Polymarket, the world’s largest decentralized prediction market, has gone offline for users in India, with reports suggesting that rival platform Kalshi could soon face similar restrictions.
Users attempting to access Polymarket are now met with a “This site can’t be reached” error, with repeated refresh attempts failing to restore connectivity, indicating a broader access block rather than a temporary outage.
The disruption follows an advisory issued on April 25 by India’s Ministry of Electronics and Information Technology (MeitY), which instructed VPN providers to curb access to “illegal and blocked prediction market and online betting platforms.” The advisory noted that users were still bypassing domestic restrictions to access such services despite existing prohibitions.
Under the directive, internet service providers were ordered to restrict access to prediction markets, with Polymarket reportedly among the primary targets of enforcement action.
While Kalshi—regulated by the U.S. Commodity Futures Trading Commission (CFTC)—remains accessible for now, local media reports citing an anonymous MeitY source suggest it may soon be blocked as well. According to these reports, an order to restrict Polymarket has already been issued, with a similar directive for Kalshi potentially arriving in the coming days.

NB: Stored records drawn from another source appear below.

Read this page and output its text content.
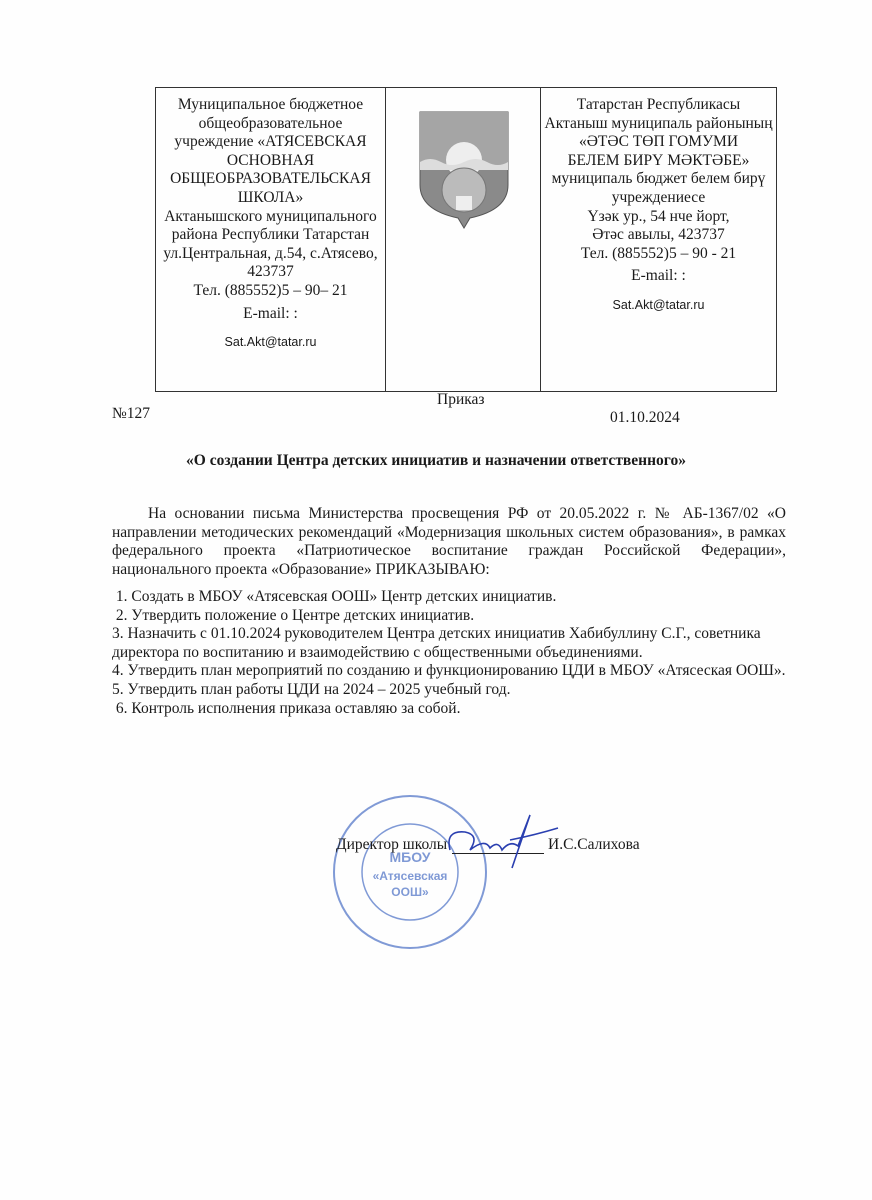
Муниципальное бюджетное
общеобразовательное
учреждение «АТЯСЕВСКАЯ
ОСНОВНАЯ
ОБЩЕОБРАЗОВАТЕЛЬСКАЯ
ШКОЛА»
Актанышского муниципального
района Республики Татарстан
ул.Центральная, д.54, с.Атясево,
423737
Тел. (885552)5 – 90– 21
E-mail: :
Sat.Akt@tatar.ru
Татарстан Республикасы
Актаныш муниципаль районының
«ӘТӘС ТӨП ГОМУМИ
БЕЛЕМ БИРҮ МӘКТӘБЕ»
муниципаль бюджет белем бирү
учреждениесе
Үзәк ур., 54 нче йорт,
Әтәс авылы, 423737
Тел. (885552)5 – 90 - 21
E-mail: :
Sat.Akt@tatar.ru
Приказ
№127	01.10.2024
«О создании Центра детских инициатив и назначении ответственного»
На основании письма Министерства просвещения РФ от 20.05.2022 г. № АБ-1367/02 «О направлении методических рекомендаций «Модернизация школьных систем образования», в рамках федерального проекта «Патриотическое воспитание граждан Российской Федерации», национального проекта «Образование» ПРИКАЗЫВАЮ:
1. Создать в МБОУ «Атясевская ООШ» Центр детских инициатив.
2. Утвердить положение о Центре детских инициатив.
3. Назначить с 01.10.2024 руководителем Центра детских инициатив Хабибуллину С.Г., советника директора по воспитанию и взаимодействию с общественными объединениями.
4. Утвердить план мероприятий по созданию и функционированию ЦДИ в МБОУ «Атясеская ООШ».
5. Утвердить план работы ЦДИ на 2024 – 2025 учебный год.
6. Контроль исполнения приказа оставляю за собой.
МБОУ
«Атясевская
ООШ»
Директор школы	И.С.Салихова
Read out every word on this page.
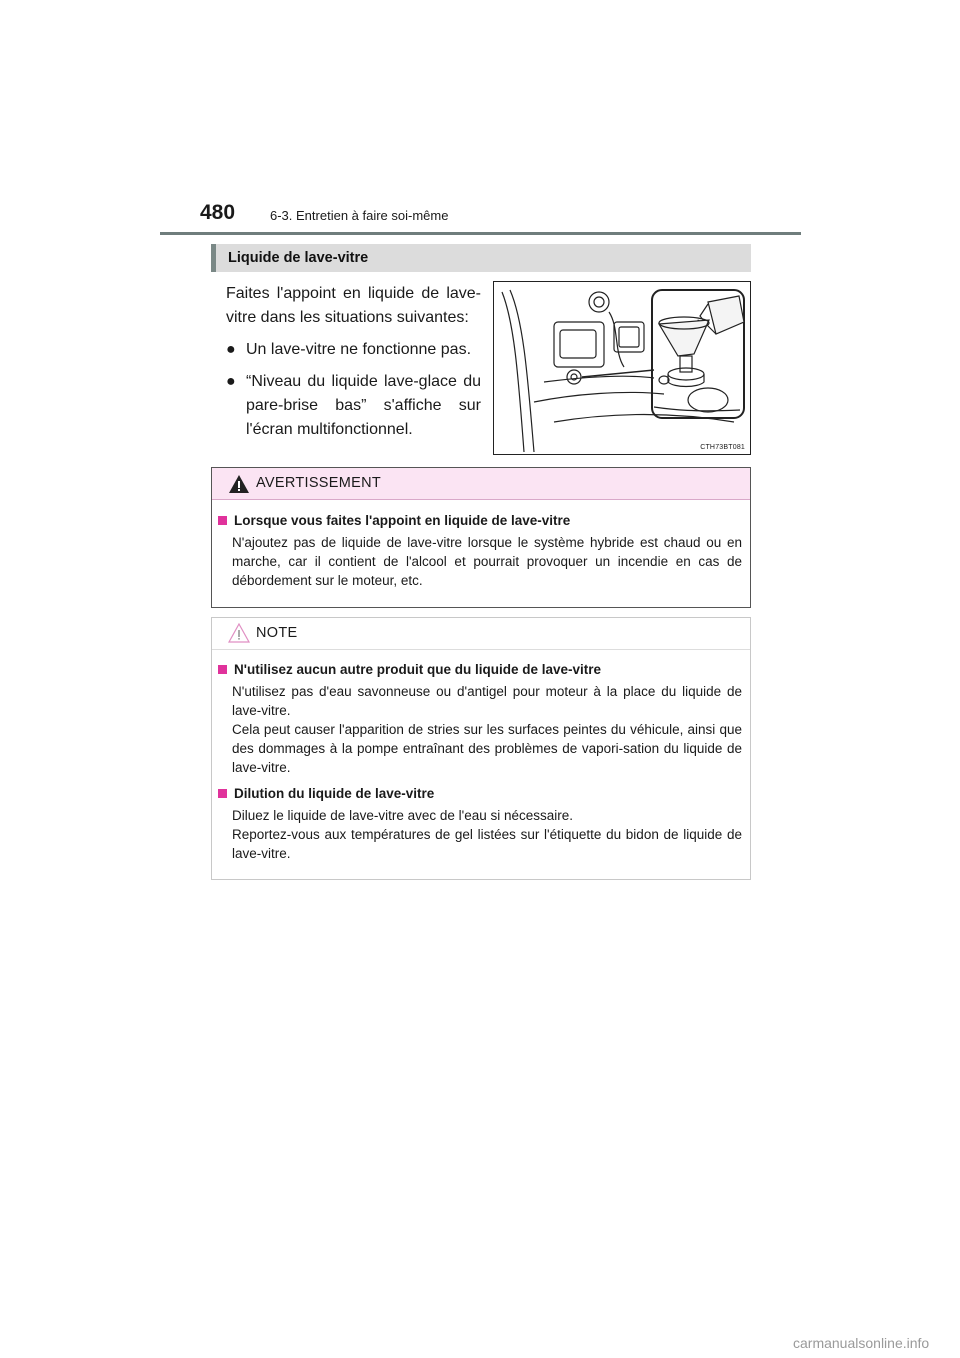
480	6-3. Entretien à faire soi-même
Liquide de lave-vitre

Faites l'appoint en liquide de lave-vitre dans les situations suivantes:

● Un lave-vitre ne fonctionne pas.
● “Niveau du liquide lave-glace du pare-brise bas” s'affiche sur l'écran multifonctionnel.
CTH73BT081
AVERTISSEMENT
Lorsque vous faites l'appoint en liquide de lave-vitre

N'ajoutez pas de liquide de lave-vitre lorsque le système hybride est chaud ou en marche, car il contient de l'alcool et pourrait provoquer un incendie en cas de débordement sur le moteur, etc.

NOTE
N'utilisez aucun autre produit que du liquide de lave-vitre

N'utilisez pas d'eau savonneuse ou d'antigel pour moteur à la place du liquide de lave-vitre.

Cela peut causer l'apparition de stries sur les surfaces peintes du véhicule, ainsi que des dommages à la pompe entraînant des problèmes de vapori-sation du liquide de lave-vitre.

Dilution du liquide de lave-vitre

Diluez le liquide de lave-vitre avec de l'eau si nécessaire.

Reportez-vous aux températures de gel listées sur l'étiquette du bidon de liquide de lave-vitre.

carmanualsonline.info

Prediction markets allow users to place real-money wagers on binary outcomes such as elections, financial market movements, and referendums. The sector gained significant global traction during the 2024 U.S. presidential election, where it became a widely used tool for speculation and hedging political risk.
In India, however, authorities classify such activity as online money gaming, placing it under a regulatory framework that is effectively prohibited under the Promotion and Regulation of Online Gaming Act, 2025.
The government has maintained a cautious stance toward the broader crypto and digital asset ecosystem, prioritizing financial oversight and capital controls. New Delhi has also implemented stringent taxation measures, including a 30% tax on gains and a 1% tax deducted at source (TDS) on transactions, which critics say has significantly reduced domestic trading activity.
Regulators have further tightened supervision through Anti-Money Laundering (AML) and Counter-Terrorist Financing (CFT) compliance requirements enforced via the Financial Intelligence Unit (FIU). This regulatory pressure has contributed to an exodus of several crypto startups to more permissive jurisdictions such as Dubai and Singapore, as authorities continue to treat much of the sector as speculative rather than innovative financial infrastructure.
Meanwhile, India’s Parliamentary Standing Committee on Finance recently met representatives from major crypto exchanges including Binance, WazirX, and ZebPay in Delhi on May 20 to discuss taxation and regulatory oversight of the virtual digital assets (VDA) industry.
The committee also raised concerns over significant capital outflows from India through crypto-related channels.